“Hermano animal”
Por Fernando Savater
Tomado del libro:
SAVATER, Fernando
Despierta y lee
Editado por Alfaguara.
Madrid, 1998.
HERMANO ANIMAL
Un amable lector me escribe desde Soria
para contarme un siniestro incidente ocurrido durante la celebración local de
los carnavales. Un perro pastor alemán, aparentemente extraviado de su dueño,
pasó toda la noche festiva correteando por la calle y buscando la amistad de
los vecinos: a la mañana siguiente apareció ahorcado en una grúa. Mi corresponsal
se pregunta (y me pregunta): “¿No es este acto una de las expresiones más
claras de pura maldad, de maldad gratuita?”; ¿por qué hay gente así, insensible
ante el sufrimiento de un ser, mientras otros sufren cuando ven sufrir? Recibo esta
carta el mismo día en que leo la noticia de que una niña ha muerto asfixiada en
el incendio de su casa al tratar de rescatar a su hámster en lugar de ponerse a
salvo. Los sucesos se las arreglan para formar parejas misteriosamente
significativas en el póker vital de cada día.
Durante mi infancia y gran parte de mi adolescencia
viví embobado en la fascinación por los animales llamados salvajes (como rezaba el título de un célebre libro de André
Demasion que por entonces me gustaba mucho). No había colección de cromos con bichos
que no se ganase mi devoción – mi álbum favorito fue De la selva misteriosa a los abismos del mar– y películas como El desierto viviente y El mundo silencioso
tuvieron tanta culpa de mi educación sentimental como John Ford.

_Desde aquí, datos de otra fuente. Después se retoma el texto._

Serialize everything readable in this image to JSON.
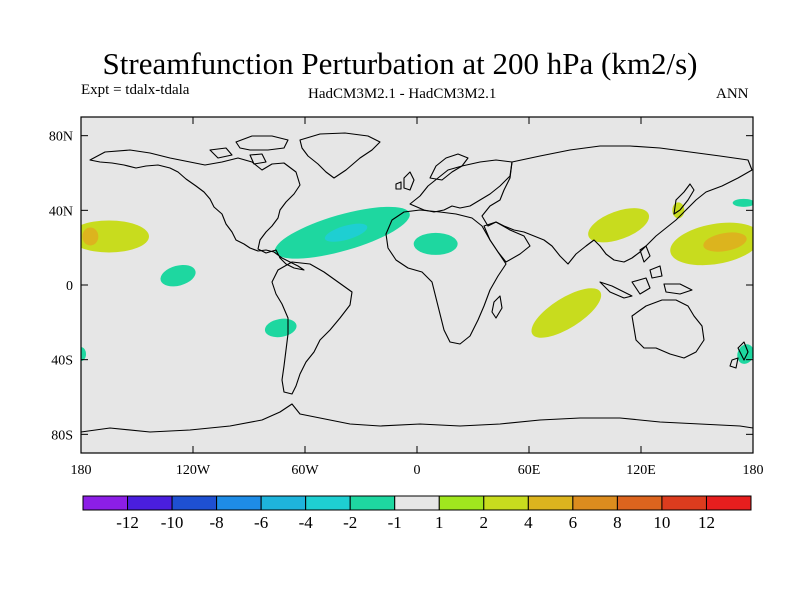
{
  "title": "Streamfunction Perturbation at 200 hPa (km2/s)",
  "expt": "Expt = tdalx-tdala",
  "model": "HadCM3M2.1 - HadCM3M2.1",
  "season": "ANN",
  "map": {
    "background_color": "#e6e6e6",
    "coastline_color": "#000000",
    "x_ticks": [
      "180",
      "120W",
      "60W",
      "0",
      "60E",
      "120E",
      "180"
    ],
    "y_ticks": [
      "80N",
      "40N",
      "0",
      "40S",
      "80S"
    ],
    "anomalies": [
      {
        "name": "north-atlantic-negative",
        "category": "-2",
        "lon": -40,
        "lat": 28,
        "inner_category": "-4",
        "inner_lon": -38,
        "inner_lat": 28
      },
      {
        "name": "north-africa-negative",
        "category": "-2",
        "lon": 10,
        "lat": 22
      },
      {
        "name": "central-pacific-negative",
        "category": "-2",
        "lon": -128,
        "lat": 5
      },
      {
        "name": "south-america-negative",
        "category": "-2",
        "lon": -73,
        "lat": -23
      },
      {
        "name": "southwest-pacific-negative",
        "category": "-2",
        "lon": 176,
        "lat": -37
      },
      {
        "name": "dateline-edge-negative",
        "category": "-2",
        "lon": -180,
        "lat": -37
      },
      {
        "name": "east-china-positive",
        "category": "2",
        "lon": 108,
        "lat": 32
      },
      {
        "name": "indian-ocean-positive",
        "category": "2",
        "lon": 80,
        "lat": -15
      },
      {
        "name": "west-pacific-positive",
        "category": "2",
        "lon": 160,
        "lat": 22,
        "inner_category": "4",
        "inner_lon": 165,
        "inner_lat": 23
      },
      {
        "name": "east-pacific-positive",
        "category": "2",
        "lon": -165,
        "lat": 26,
        "inner_category": "4",
        "inner_lon": -175,
        "inner_lat": 26
      },
      {
        "name": "japan-positive",
        "category": "2",
        "lon": 140,
        "lat": 40
      },
      {
        "name": "northwest-pacific-negative",
        "category": "-2",
        "lon": 175,
        "lat": 44
      }
    ]
  },
  "colorbar": {
    "colors": [
      "#8c1ee6",
      "#4a1ede",
      "#1e50d2",
      "#1e8ce6",
      "#1eb4dc",
      "#1ecfd2",
      "#1ed7a0",
      "#e6e6e6",
      "#a0e61e",
      "#c8dc1e",
      "#dcb41e",
      "#dc8c1e",
      "#dc641e",
      "#dc3c1e",
      "#e61e1e"
    ],
    "categories": [
      "-14",
      "-12",
      "-10",
      "-8",
      "-6",
      "-4",
      "-2",
      "-1",
      "1",
      "2",
      "4",
      "6",
      "8",
      "10",
      "12"
    ],
    "labels": [
      "-12",
      "-10",
      "-8",
      "-6",
      "-4",
      "-2",
      "-1",
      "1",
      "2",
      "4",
      "6",
      "8",
      "10",
      "12"
    ]
  }
}
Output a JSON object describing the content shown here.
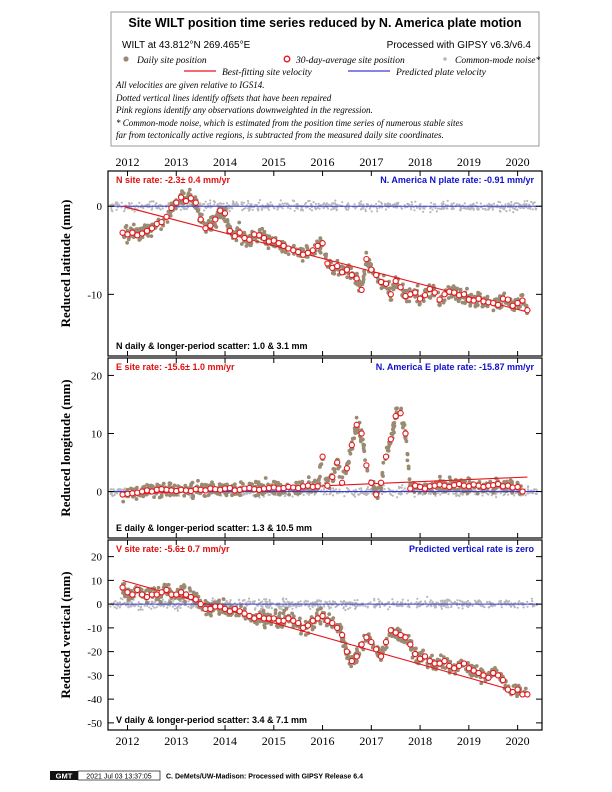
{
  "header": {
    "title": "Site WILT position time series reduced by N. America plate motion",
    "station": "WILT at 43.812°N 269.465°E",
    "processed": "Processed with GIPSY v6.3/v6.4",
    "legend": {
      "daily": "Daily site position",
      "avg30": "30-day-average site position",
      "common": "Common-mode noise*",
      "fit": "Best-fitting site velocity",
      "plate": "Predicted plate velocity"
    },
    "notes": [
      "All velocities are given relative to IGS14.",
      "Dotted vertical lines identify offsets that have been repaired",
      "Pink regions identify any observations downweighted in the regression.",
      "* Common-mode noise, which is estimated from the position time series of numerous stable sites",
      "far from tectonically active regions, is subtracted from the measured daily site coordinates."
    ]
  },
  "footer": {
    "logo": "GMT",
    "timestamp": "2021 Jul 03 13:37:05",
    "credit": "C. DeMets/UW-Madison: Processed with GIPSY Release 6.4"
  },
  "colors": {
    "daily": "#9a8a72",
    "common": "#b8b8b8",
    "fit": "#e8141a",
    "plate": "#3a3ad8",
    "rate_text": "#e01010",
    "plate_text": "#1010cc"
  },
  "chart_data": [
    {
      "type": "scatter",
      "component": "north",
      "ylabel": "Reduced latitude (mm)",
      "ylim": [
        -17,
        4
      ],
      "xlim": [
        2011.6,
        2020.5
      ],
      "yticks": [
        0,
        -10
      ],
      "xticks": [
        2012,
        2013,
        2014,
        2015,
        2016,
        2017,
        2018,
        2019,
        2020
      ],
      "site_rate": "N site rate: -2.3± 0.4 mm/yr",
      "plate_rate": "N. America N plate rate: -0.91 mm/yr",
      "scatter": "N daily & longer-period scatter: 1.0 & 3.1 mm",
      "fit_line": {
        "x": [
          2011.9,
          2020.2
        ],
        "y": [
          0,
          -12
        ]
      },
      "plate_line": {
        "y": 0
      },
      "series": [
        {
          "name": "30-day-average site position",
          "x": [
            2011.9,
            2012.0,
            2012.1,
            2012.2,
            2012.3,
            2012.4,
            2012.5,
            2012.6,
            2012.7,
            2012.8,
            2012.9,
            2013.0,
            2013.1,
            2013.2,
            2013.3,
            2013.4,
            2013.5,
            2013.6,
            2013.7,
            2013.8,
            2013.9,
            2014.0,
            2014.1,
            2014.2,
            2014.3,
            2014.4,
            2014.5,
            2014.6,
            2014.7,
            2014.8,
            2014.9,
            2015.0,
            2015.1,
            2015.2,
            2015.3,
            2015.4,
            2015.5,
            2015.6,
            2015.7,
            2015.8,
            2015.9,
            2016.0,
            2016.1,
            2016.2,
            2016.3,
            2016.4,
            2016.5,
            2016.6,
            2016.7,
            2016.8,
            2016.9,
            2017.0,
            2017.1,
            2017.2,
            2017.3,
            2017.4,
            2017.5,
            2017.6,
            2017.7,
            2017.8,
            2017.9,
            2018.0,
            2018.1,
            2018.2,
            2018.3,
            2018.4,
            2018.5,
            2018.6,
            2018.7,
            2018.8,
            2018.9,
            2019.0,
            2019.1,
            2019.2,
            2019.3,
            2019.4,
            2019.5,
            2019.6,
            2019.7,
            2019.8,
            2019.9,
            2020.0,
            2020.1,
            2020.2
          ],
          "y": [
            -3,
            -3.2,
            -3,
            -3.3,
            -3.1,
            -2.8,
            -2.5,
            -2,
            -1.8,
            -1.2,
            -0.2,
            0.4,
            1.0,
            0.6,
            0.9,
            0.4,
            -1.5,
            -2.5,
            -2.2,
            -1.5,
            -0.5,
            -0.8,
            -2.8,
            -3.4,
            -3.0,
            -3.6,
            -3.8,
            -3.2,
            -3.3,
            -3.6,
            -4.0,
            -3.9,
            -4.2,
            -4.5,
            -4.8,
            -5.0,
            -5.2,
            -5.5,
            -5.3,
            -5.0,
            -4.5,
            -4.2,
            -6.5,
            -7.0,
            -6.8,
            -7.5,
            -7.2,
            -7.8,
            -8.2,
            -9.5,
            -6.0,
            -7.2,
            -7.8,
            -8.6,
            -8.8,
            -10.0,
            -8.5,
            -9.2,
            -10.2,
            -10.0,
            -9.8,
            -10.5,
            -10.1,
            -9.4,
            -9.8,
            -10.6,
            -10.0,
            -9.7,
            -9.8,
            -10.1,
            -10.0,
            -10.6,
            -10.7,
            -10.5,
            -10.8,
            -10.9,
            -11.0,
            -11.2,
            -10.5,
            -10.6,
            -11.3,
            -11.0,
            -10.7,
            -11.8
          ]
        }
      ]
    },
    {
      "type": "scatter",
      "component": "east",
      "ylabel": "Reduced longitude (mm)",
      "ylim": [
        -8,
        23
      ],
      "xlim": [
        2011.6,
        2020.5
      ],
      "yticks": [
        20,
        10,
        0
      ],
      "xticks": [
        2012,
        2013,
        2014,
        2015,
        2016,
        2017,
        2018,
        2019,
        2020
      ],
      "site_rate": "E site rate: -15.6± 1.0 mm/yr",
      "plate_rate": "N. America E plate rate: -15.87 mm/yr",
      "scatter": "E daily & longer-period scatter: 1.3 & 10.5 mm",
      "fit_line": {
        "x": [
          2011.9,
          2020.2
        ],
        "y": [
          -0.5,
          2.5
        ]
      },
      "plate_line": {
        "y": 0
      },
      "series": [
        {
          "name": "30-day-average site position",
          "x": [
            2011.9,
            2012.0,
            2012.1,
            2012.2,
            2012.3,
            2012.4,
            2012.5,
            2012.6,
            2012.7,
            2012.8,
            2012.9,
            2013.0,
            2013.1,
            2013.2,
            2013.3,
            2013.4,
            2013.5,
            2013.6,
            2013.7,
            2013.8,
            2013.9,
            2014.0,
            2014.1,
            2014.2,
            2014.3,
            2014.4,
            2014.5,
            2014.6,
            2014.7,
            2014.8,
            2014.9,
            2015.0,
            2015.1,
            2015.2,
            2015.3,
            2015.4,
            2015.5,
            2015.6,
            2015.7,
            2015.8,
            2015.9,
            2016.0,
            2016.1,
            2016.2,
            2016.3,
            2016.4,
            2016.5,
            2016.6,
            2016.7,
            2016.8,
            2016.9,
            2017.0,
            2017.1,
            2017.2,
            2017.3,
            2017.4,
            2017.5,
            2017.6,
            2017.7,
            2017.8,
            2017.9,
            2018.0,
            2018.1,
            2018.2,
            2018.3,
            2018.4,
            2018.5,
            2018.6,
            2018.7,
            2018.8,
            2018.9,
            2019.0,
            2019.1,
            2019.2,
            2019.3,
            2019.4,
            2019.5,
            2019.6,
            2019.7,
            2019.8,
            2019.9,
            2020.0,
            2020.1
          ],
          "y": [
            -0.5,
            -0.4,
            -0.3,
            -0.2,
            0,
            0.2,
            0,
            0.3,
            0.4,
            0.3,
            0.2,
            0.1,
            0.3,
            0.2,
            0.1,
            0.4,
            0.3,
            0.2,
            0.5,
            0.4,
            0.3,
            0.5,
            0.6,
            0.2,
            0.3,
            0.5,
            0.6,
            0.4,
            0.3,
            0.5,
            0.6,
            0.7,
            0.5,
            0.6,
            0.8,
            0.7,
            0.6,
            0.9,
            1.0,
            0.8,
            0.9,
            6.0,
            1.0,
            2.5,
            5.0,
            1.5,
            4.0,
            8.0,
            11.5,
            10.0,
            4.5,
            1.5,
            -0.5,
            1.5,
            6.0,
            9.0,
            13.0,
            13.5,
            10.0,
            0.5,
            1.0,
            0.8,
            0.5,
            0.9,
            1.0,
            1.2,
            1.0,
            0.8,
            1.1,
            1.3,
            1.0,
            0.9,
            1.2,
            1.0,
            0.8,
            1.0,
            1.1,
            1.3,
            0.9,
            1.0,
            0.7,
            0.8,
            0
          ]
        }
      ]
    },
    {
      "type": "scatter",
      "component": "vertical",
      "ylabel": "Reduced vertical (mm)",
      "ylim": [
        -53,
        27
      ],
      "xlim": [
        2011.6,
        2020.5
      ],
      "yticks": [
        20,
        10,
        0,
        -10,
        -20,
        -30,
        -40,
        -50
      ],
      "xticks": [
        2012,
        2013,
        2014,
        2015,
        2016,
        2017,
        2018,
        2019,
        2020
      ],
      "site_rate": "V site rate: -5.6± 0.7 mm/yr",
      "plate_rate": "Predicted vertical rate is zero",
      "scatter": "V daily & longer-period scatter: 3.4 & 7.1 mm",
      "fit_line": {
        "x": [
          2011.9,
          2020.2
        ],
        "y": [
          10,
          -38
        ]
      },
      "plate_line": {
        "y": 0
      },
      "series": [
        {
          "name": "30-day-average site position",
          "x": [
            2011.9,
            2012.0,
            2012.1,
            2012.2,
            2012.3,
            2012.4,
            2012.5,
            2012.6,
            2012.7,
            2012.8,
            2012.9,
            2013.0,
            2013.1,
            2013.2,
            2013.3,
            2013.4,
            2013.5,
            2013.6,
            2013.7,
            2013.8,
            2013.9,
            2014.0,
            2014.1,
            2014.2,
            2014.3,
            2014.4,
            2014.5,
            2014.6,
            2014.7,
            2014.8,
            2014.9,
            2015.0,
            2015.1,
            2015.2,
            2015.3,
            2015.4,
            2015.5,
            2015.6,
            2015.7,
            2015.8,
            2015.9,
            2016.0,
            2016.1,
            2016.2,
            2016.3,
            2016.4,
            2016.5,
            2016.6,
            2016.7,
            2016.8,
            2016.9,
            2017.0,
            2017.1,
            2017.2,
            2017.3,
            2017.4,
            2017.5,
            2017.6,
            2017.7,
            2017.8,
            2017.9,
            2018.0,
            2018.1,
            2018.2,
            2018.3,
            2018.4,
            2018.5,
            2018.6,
            2018.7,
            2018.8,
            2018.9,
            2019.0,
            2019.1,
            2019.2,
            2019.3,
            2019.4,
            2019.5,
            2019.6,
            2019.7,
            2019.8,
            2019.9,
            2020.0,
            2020.1,
            2020.2
          ],
          "y": [
            7,
            5,
            4,
            6,
            4,
            3,
            4,
            4,
            5,
            6,
            4,
            4,
            5,
            4,
            3,
            2,
            0,
            -2,
            -2,
            -1,
            -1,
            -2,
            -3,
            -2,
            -3,
            -4,
            -5,
            -6,
            -5,
            -6,
            -6,
            -6,
            -7,
            -7,
            -6,
            -7,
            -8,
            -10,
            -9,
            -7,
            -6,
            -5,
            -7,
            -8,
            -10,
            -13,
            -20,
            -24,
            -22,
            -17,
            -14,
            -16,
            -19,
            -22,
            -16,
            -11,
            -12,
            -13,
            -14,
            -17,
            -21,
            -23,
            -22,
            -24,
            -25,
            -25,
            -24,
            -26,
            -27,
            -26,
            -25,
            -27,
            -28,
            -29,
            -30,
            -31,
            -29,
            -30,
            -32,
            -36,
            -37,
            -36,
            -38,
            -38
          ]
        }
      ]
    }
  ]
}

Lo primero que visitaba en una ciudad
forastera era el zoológico, que en Madrid tenía entonces el sugestivo nombre de
Casa de Fieras. Hoy todavía me
encanta ver documentales zoológicos en televisión, impecables en la mayoría de
los casos pese a la manía de programarlos a la hora sagrada de la siesta. Con los
animales domésticos, en cambio, siempre he sido más receloso, salvo si se trata
de caballos de carreras (que no son propiamente domésticos, sino domesticados);
nada me repugna más que el tono entre mandón y paternalista con que los amos
suelen dirigirse a sus perros, a los cuales se empieza por insultar quizá merecidamente
llamándolos los mejores amigos del
hombre. Dentro de cada uno de nosotros dormita un sargento, una estricta
gobernanta y la melosa tía solterona empeñada en atiborrar de dulces al niño inapetente,
monstruos que despiertan en cuanto ven agitarse dócilmente el rabo de un perro,
por poco faldero que sea.
Me parece que es precisamente esa
fascinación antigua que siento por los
animales lo que me pone en guardia contra la suposición de que poseen derechos morales semejantes a los
humanos, tal como han defendido elocuentemente en nuestro país Jesús Mosterín y
Jorge Riechmann (Animales y ciudadanos, Talasa
Ed., Madrid, 1995). No creo que los animales tengan derechos porque me niego a
suponer que tenga deberes: son lo que son, no lo que deben ser. Lo que muestra
a nuestra imaginación y a nuestra sensibilidad ética (también estética) es el
ejemplo de una vitalidad que no legisla sobre sus propios límites, sino que los
asume por necesidad. Ya es suficiente razón para preocuparnos por ellos, para atenderlos en la medida de lo posible. La
simple observación de los seres naturales enriquece sin duda filosóficamente a
quien la practica. Por eso Rilke recomendó a su joven poeta el ver “a los
animales y a las plantas acoplarse, multiplicarse y crecer, con paciencia y
docilidad, para no servir a la ley del placer y del sufrimiento, sino a una ley
que va más allá del placer y del sufrimiento y prevalece sobre toda voluntad o
resistencia”.
Los animales sufren y hacen sufrir a
otros bichos, pero no son crueles: los únicos que podemos serlo somos los
humanos, porque sabemos lo que significa sufrir. Y sobre todo porque podemos
comprender la abyección que supone querer
que otro sufra. ¿Se han fijado ustedes que llamamos animales superiores precisamente a los que nos
parecen más capaces de sufrir?. Es que la conciencia del sufrimiento establece
a nuestro modo de ver la jerarquía en el orden de la naturaleza: cuanto más
pueden sufrir, más se nos parecen. De modo, amigo lector, que tiene usted mucha
razón en llamar con todas las letras maldad
al capricho de hacer sufrir al animal que buscó nuestra compañía. Y la niña que
penetró entre las llamas para buscar a su hámster... ¡ay, fue ingenua,
imprudente y noble como santa Juana de Arco!